Потом меня завалили делами. Вызвали писца, который каллиграфическим почерком переписал на пергамент договор между мною и городом Медные Холмы. По распоряжению Наста, я подписала договор. Он забрал у меня пергамент, а взамен выдал расписку. Расписку он тоже у меня забрал и сказал, что сохранит ее в архиве. Взамен одной расписки он написал мне другую расписку, по которой я могу получить свое вознаграждение. Я объяснила, что в горах бумага, скорее всего, пропадет, поэтому Наст отобрал и вторую расписку. Ее он собирался поместить на хранение в другом месте. Собрался было выдать мне третью расписку, но я отказалась. За один день мы извели больше бумаги, чем я израсходовала за всю жизнь. Наст презрительно фыркнул и сунул ее во внутренний карман своего жилета.

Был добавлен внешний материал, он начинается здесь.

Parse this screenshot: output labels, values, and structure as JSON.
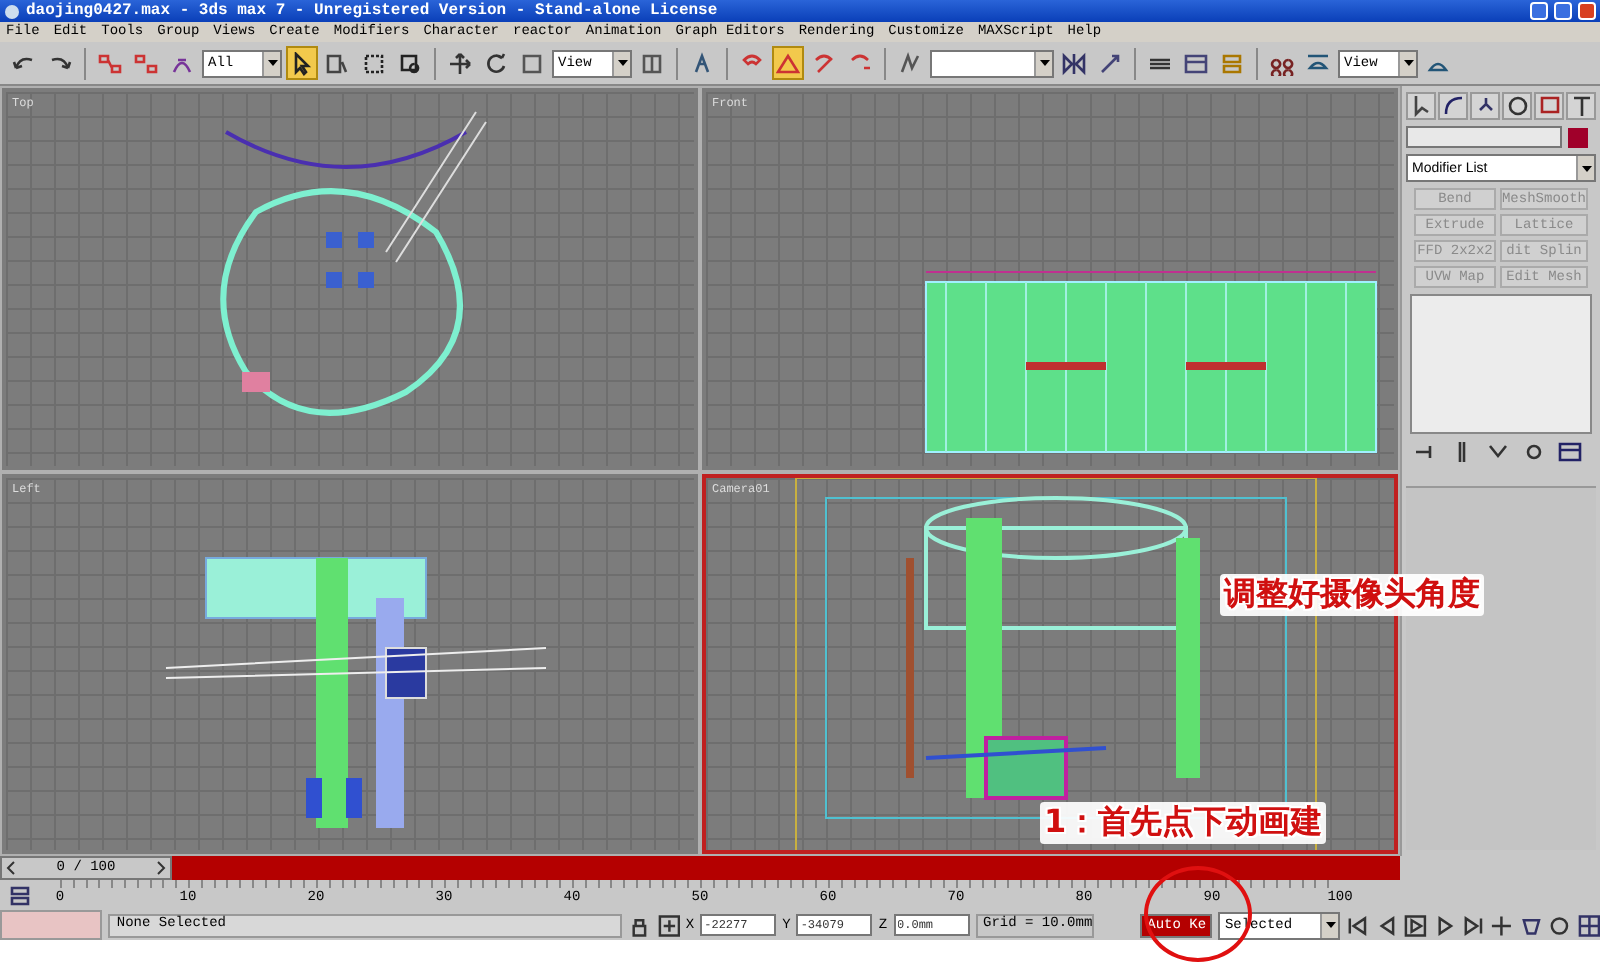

— Будь осторожна, госпожа Зелёная, — сказал он. — Если ты не вернешься, то не сможешь истребовать свое вознаграждение в городском казначействе.
Не пытаясь понять смысл его последних слов, я церемонно поклонилась:
— Я тоже буду скучать, господин Наст!
Я попросила не провожать меня, тем более что отыскать выход оказалось не так сложно. Перед тем как выйти на улицу, я снова закрыла лицо покрывалом. На той стороне улицы меня ждал Септио, одетый простым рабочим. Он ел жареную рыбу из бумажного кулька. Несмотря на свою раздраженность, ему я обрадовалась и поспешила узнать, как себя чувствует Танцовщица.
Дружно поедая рыбу, мы не спеша двигались в сторону постоялого двора. Нам нужно было найти улицу с интересным названием: Пивные Ноги. Мне понравилось далеко не все из того, что поведал Септио.
— Я впустил в наш храм огромного, хищного пардайна. — Септио сунул себе в рот большой кусок рыбы и проглотил не жуя. — Хотя обычно мы не пускаем к себе посторонних, потому что нам есть что скрывать, я не очень беспокоился.
— Болван! — тихо ответила я. — Зато я беспокоилась, и очень! Ты заметил костяшки у него на груди?
— Он сам мне рассказал. Костяшки священников. — Септио расплылся в улыбке. Хотя мой новый друг и был священником, он во многом остался совсем мальчишкой. — Хотелось бы мне хоть одним глазком взглянуть, как он попробует напасть на наших!
— А он пробовал?
— Нет. Зато он посмотрел в большой магический бассейн, и там появился лес… — Септио перестал улыбаться. — Никогда не видел, чтобы у чужака получалось такое. Многие священники не могут вызвать нужной картины.
— Подумаешь, большое дело! Ведь ваш бассейн заполнен ртутью?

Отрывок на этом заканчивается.